Er empfiehlt Athen den sofortigen Ausstieg aus der Eurozone, die rasche Einführung einer elektronischen Drachme. Europa müsse sich zudem eingestehen, dass die Milliardenhilfen weitgehend verloren sein dürften. Es gehe jetzt nur noch darum, nicht noch weiteres gutes Geld dem schon verbrannten nachzuwerfen. Sinn sieht die Ursache der europäischen Staatsschuldenkrise in zu großen Leistungsbilanzdefiziten. Das private Kapital habe sich aus Griechenland seit Jahren völlig zurückgezogen, aber die EZB habe Notenbankkapital in historisch einmaligen Dimensionen ersatzweise bereitgestellt. Insbesondere die 90 Milliarden Euro an ELA-Krediten für marode griechische Banken hält Sinn für unverantwortlich. Er fordert außerdem ein Beenden der Staatsanleihen-Käufe durch die EZB und kämpft wie ein geldpolitischer Löwe gegen die monetäre Staatsfinanzierung. Damit vertritt Sinn wie kein anderer die genuine Position Deutschlands nach außen.

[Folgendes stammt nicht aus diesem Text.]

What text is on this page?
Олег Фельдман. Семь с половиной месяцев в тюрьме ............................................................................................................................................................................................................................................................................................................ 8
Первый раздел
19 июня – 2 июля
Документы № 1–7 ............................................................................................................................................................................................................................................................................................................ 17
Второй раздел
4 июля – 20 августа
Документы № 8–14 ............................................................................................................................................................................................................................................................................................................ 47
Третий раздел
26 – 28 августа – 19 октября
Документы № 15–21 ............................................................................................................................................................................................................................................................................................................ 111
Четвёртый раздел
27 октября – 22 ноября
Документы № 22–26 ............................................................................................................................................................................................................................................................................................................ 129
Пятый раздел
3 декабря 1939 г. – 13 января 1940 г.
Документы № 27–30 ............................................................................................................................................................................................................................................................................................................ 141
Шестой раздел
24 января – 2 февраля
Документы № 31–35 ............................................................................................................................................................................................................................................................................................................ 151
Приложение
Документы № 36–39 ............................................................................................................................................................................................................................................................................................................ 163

Sinn trägt seine dramatischen Vorhersagen im sachlichen Ton eines Staatsanwalts vor. Er ist Westfale - das prägt. Und wie wenige Kollegen seines Faches mischt er sich bewusst und mit offenem Visier in die politische Debatte ein, selbst wenn er damit - wie bei seiner Kritik an den hohen Kosten der Zuwanderung - viele Feinde macht. So wie er das kurz vor der Bundestagswahl 2005 tat, als er mit 242 weiteren Wirtschaftswissenschaftlern den Hamburger Appell für wirtschaftspolitische Reformen in Deutschland verfasste. Oder so wie im Juli 2012 als Sinn mit 270 Ökonomieprofessoren einen Aufruf unterschrieb, der sich gegen eine "Vergemeinschaftung der Bankenschulden" innerhalb der Eurozone wendet.

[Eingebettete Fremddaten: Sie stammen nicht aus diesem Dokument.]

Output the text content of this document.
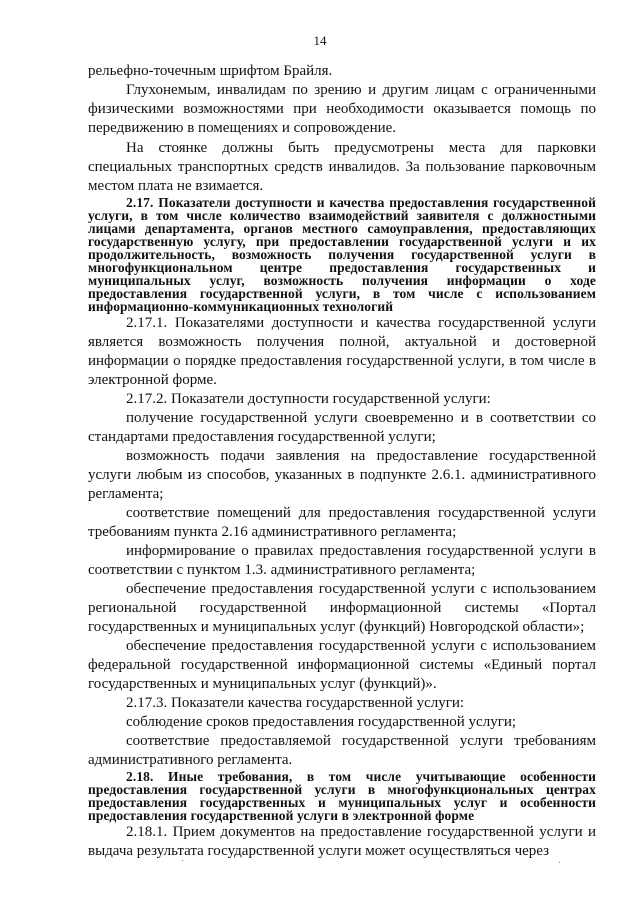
14

рельефно-точечным шрифтом Брайля.

Глухонемым, инвалидам по зрению и другим лицам с ограниченными физическими возможностями при необходимости оказывается помощь по передвижению в помещениях и сопровождение.

На стоянке должны быть предусмотрены места для парковки специальных транспортных средств инвалидов. За пользование парковочным местом плата не взимается.

2.17. Показатели доступности и качества предоставления государственной услуги, в том числе количество взаимодействий заявителя с должностными лицами департамента, органов местного самоуправления, предоставляющих государственную услугу, при предоставлении государственной услуги и их продолжительность, возможность получения государственной услуги в многофункциональном центре предоставления государственных и муниципальных услуг, возможность получения информации о ходе предоставления государственной услуги, в том числе с использованием информационно-коммуникационных технологий

2.17.1. Показателями доступности и качества государственной услуги является возможность получения полной, актуальной и достоверной информации о порядке предоставления государственной услуги, в том числе в электронной форме.

2.17.2. Показатели доступности государственной услуги:

получение государственной услуги своевременно и в соответствии со стандартами предоставления государственной услуги;

возможность подачи заявления на предоставление государственной услуги любым из способов, указанных в подпункте 2.6.1. административного регламента;

соответствие помещений для предоставления государственной услуги требованиям пункта 2.16 административного регламента;

информирование о правилах предоставления государственной услуги в соответствии с пунктом 1.3. административного регламента;

обеспечение предоставления государственной услуги с использованием региональной государственной информационной системы «Портал государственных и муниципальных услуг (функций) Новгородской области»;

обеспечение предоставления государственной услуги с использованием федеральной государственной информационной системы «Единый портал государственных и муниципальных услуг (функций)».

2.17.3. Показатели качества государственной услуги:

соблюдение сроков предоставления государственной услуги;

соответствие предоставляемой государственной услуги требованиям административного регламента.

2.18. Иные требования, в том числе учитывающие особенности предоставления государственной услуги в многофункциональных центрах предоставления государственных и муниципальных услуг и особенности предоставления государственной услуги в электронной форме

2.18.1. Прием документов на предоставление государственной услуги и выдача результата государственной услуги может осуществляться через

·	·
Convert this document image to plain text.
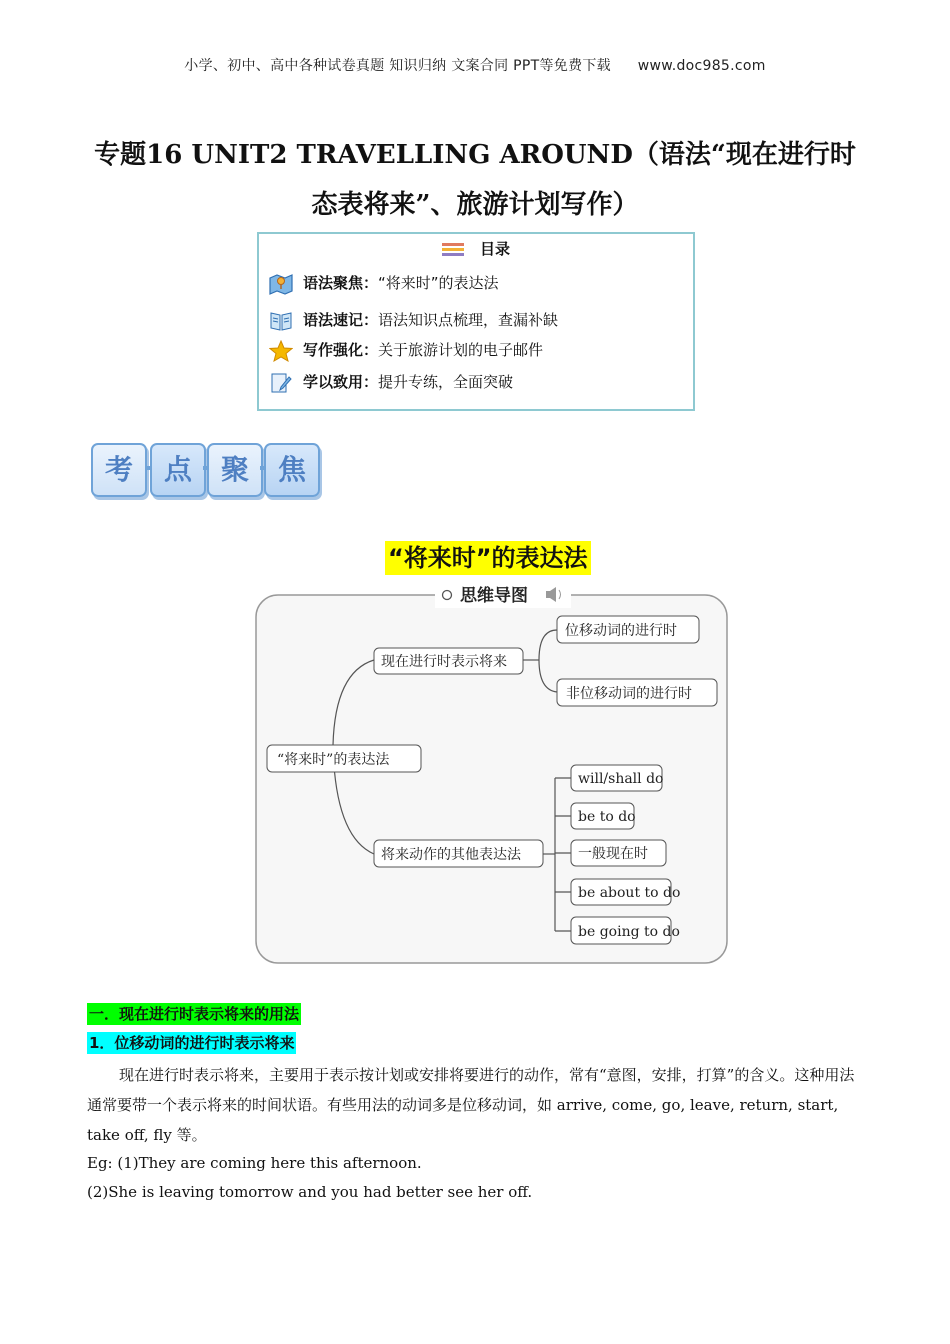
小学、初中、高中各种试卷真题 知识归纳 文案合同 PPT等免费下载 www.doc985.com
专题16 UNIT2 TRAVELLING AROUND（语法“现在进行时
态表将来”、旅游计划写作）
目录
语法聚焦：“将来时”的表达法
语法速记：语法知识点梳理，查漏补缺
写作强化：关于旅游计划的电子邮件
学以致用：提升专练，全面突破
考	点	聚	焦
“将来时”的表达法
思维导图
“将来时”的表达法
现在进行时表示将来
将来动作的其他表达法
位移动词的进行时
非位移动词的进行时
will/shall do
be to do
一般现在时
be about to do
be going to do
一．现在进行时表示将来的用法
1．位移动词的进行时表示将来
现在进行时表示将来，主要用于表示按计划或安排将要进行的动作，常有“意图，安排，打算”的含义。这种用法通常要带一个表示将来的时间状语。有些用法的动词多是位移动词，如 arrive, come, go, leave, return, start, take off, fly 等。
Eg: (1)They are coming here this afternoon.
(2)She is leaving tomorrow and you had better see her off.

Sein vehementes Eintreten für den Grexit hat ihn monatelang zum Sündenbock der linken Umverteiler werden lassen. Inzwischen spürt man allenthalben Respekt vor dem Mann, der klarer als viele andere diese Krise begriffen hat, erklären kann und den politischen Ausweg vorzeichnet.

Bei aller Kritik ist Sinn durchaus noch optimistisch für das große Szenario: "Ich glaube sogar, dass der Euro durch einen Austritt Griechenlands gestärkt würde. Dann wäre allen Regierungen klar, dass die Staatengemeinschaft nicht beliebig Rettungsschirme aufspannen kann und dass eine Politik der Verschuldung auch für Euro-Länder brandgefährlich ist. Das würde sich unmittelbar auf die Haushalte der anderen Euro-Länder auswirken und dazu führen, dass sie weniger stark über ihre Verhältnisse leben und den Gürtel enger schnallen." Und auch Griechenland hätte mit einer eigenen Währung und der Möglichkeit auf eine drastische Abwertung die Chance, wieder wettbewerbsfähig zu werden.

Die Amtszeit von Hans-Werner Sinn als Ifo-Präsident endet im März 2016, wenn er 68 Jahre alt wird und in den Ruhestand tritt. Bis dahin dürfte Sinn in der Griechenlandkrise die Gemüter noch kräftig aufmischen. Denn er sagt die unangenehme Wahrheit und wird so zum Wahrsager.